Discussion of XML is premature until we have some idea what data we need to transfer at particular moments. XML is good for certain types of structured data, but there may be better approaches for very lightweight messages or heavily binary-oriented messages.

...which is why I added xml-lookalike. My point is that it will be much easier to implement an xml kind of format rather than a MIME one, and I want to make sure implementing mail-ng according to spec will be as trivial as possible, without putting in too many restrictions.


I would like to have a header specifying the jurisdiction the
email is sent by.

Can you propose a means whereby the veracity of that header can be checked? What's to stop a sender from lying?

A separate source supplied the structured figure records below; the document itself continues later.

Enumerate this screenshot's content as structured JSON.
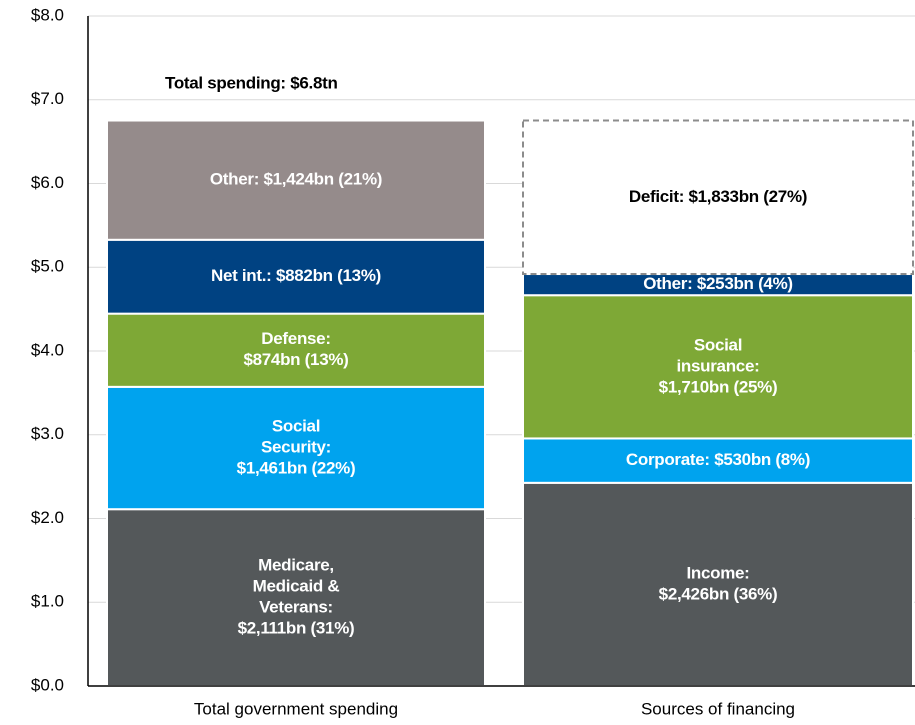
{
  "chart_data": {
    "type": "stacked_bar",
    "annotation": "Total spending: $6.8tn",
    "ylim": [
      0,
      8
    ],
    "yticks": [
      {
        "value": 0,
        "label": "$0.0"
      },
      {
        "value": 1,
        "label": "$1.0"
      },
      {
        "value": 2,
        "label": "$2.0"
      },
      {
        "value": 3,
        "label": "$3.0"
      },
      {
        "value": 4,
        "label": "$4.0"
      },
      {
        "value": 5,
        "label": "$5.0"
      },
      {
        "value": 6,
        "label": "$6.0"
      },
      {
        "value": 7,
        "label": "$7.0"
      },
      {
        "value": 8,
        "label": "$8.0"
      }
    ],
    "grid": true,
    "bars": [
      {
        "category": "Total government spending",
        "segments": [
          {
            "label_lines": [
              "Medicare,",
              "Medicaid &",
              "Veterans:",
              "$2,111bn (31%)"
            ],
            "value": 2.111,
            "color": "#54585a"
          },
          {
            "label_lines": [
              "Social",
              "Security:",
              "$1,461bn (22%)"
            ],
            "value": 1.461,
            "color": "#00a3ee"
          },
          {
            "label_lines": [
              "Defense:",
              "$874bn (13%)"
            ],
            "value": 0.874,
            "color": "#7ea836"
          },
          {
            "label_lines": [
              "Net int.: $882bn (13%)"
            ],
            "value": 0.882,
            "color": "#004282"
          },
          {
            "label_lines": [
              "Other: $1,424bn (21%)"
            ],
            "value": 1.424,
            "color": "#958b8b"
          }
        ]
      },
      {
        "category": "Sources of financing",
        "segments": [
          {
            "label_lines": [
              "Income:",
              "$2,426bn (36%)"
            ],
            "value": 2.426,
            "color": "#54585a"
          },
          {
            "label_lines": [
              "Corporate: $530bn (8%)"
            ],
            "value": 0.53,
            "color": "#00a3ee"
          },
          {
            "label_lines": [
              "Social",
              "insurance:",
              "$1,710bn (25%)"
            ],
            "value": 1.71,
            "color": "#7ea836"
          },
          {
            "label_lines": [
              "Other: $253bn (4%)"
            ],
            "value": 0.253,
            "color": "#004282"
          },
          {
            "label_lines": [
              "Deficit: $1,833bn (27%)"
            ],
            "value": 1.833,
            "color": "#ffffff",
            "dashed": true
          }
        ]
      }
    ]
  }
}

I expect mail-ng to be digitally signed and encrypted, and not as easily forged as RFC822-messages. I also expect mail-ng messages to be legally binding. But even if the sender lies, he would have to choose one jurisdiction and would be hold liable according to that one. If sender choses a very liberal jurisdiction, the recipient will most likely block this message as it exceedes the local one. Basically, all I want is some way for people to don't risk receiving messages that would be illegal in their local domain, and right now blocking all non-whitelisted messages sent from America is a quite daunting task. The sollution could be something very different than my suggestion, but we have a problem with the current protocol, and it should be resolved in the next.


How useful will it really be, relative to an independent third party opinion, like "blackholes.us"?

A local backholes.us-list would need to be updated very often, and with no local list we would need to have a lookup - in which we would get all the problems we have with DNS-servers nowadays (TLDs, anyone?). It might be one sollution, but I still think it will be more efficient, and easier to make legally binding, if this info is embedded into the protocol.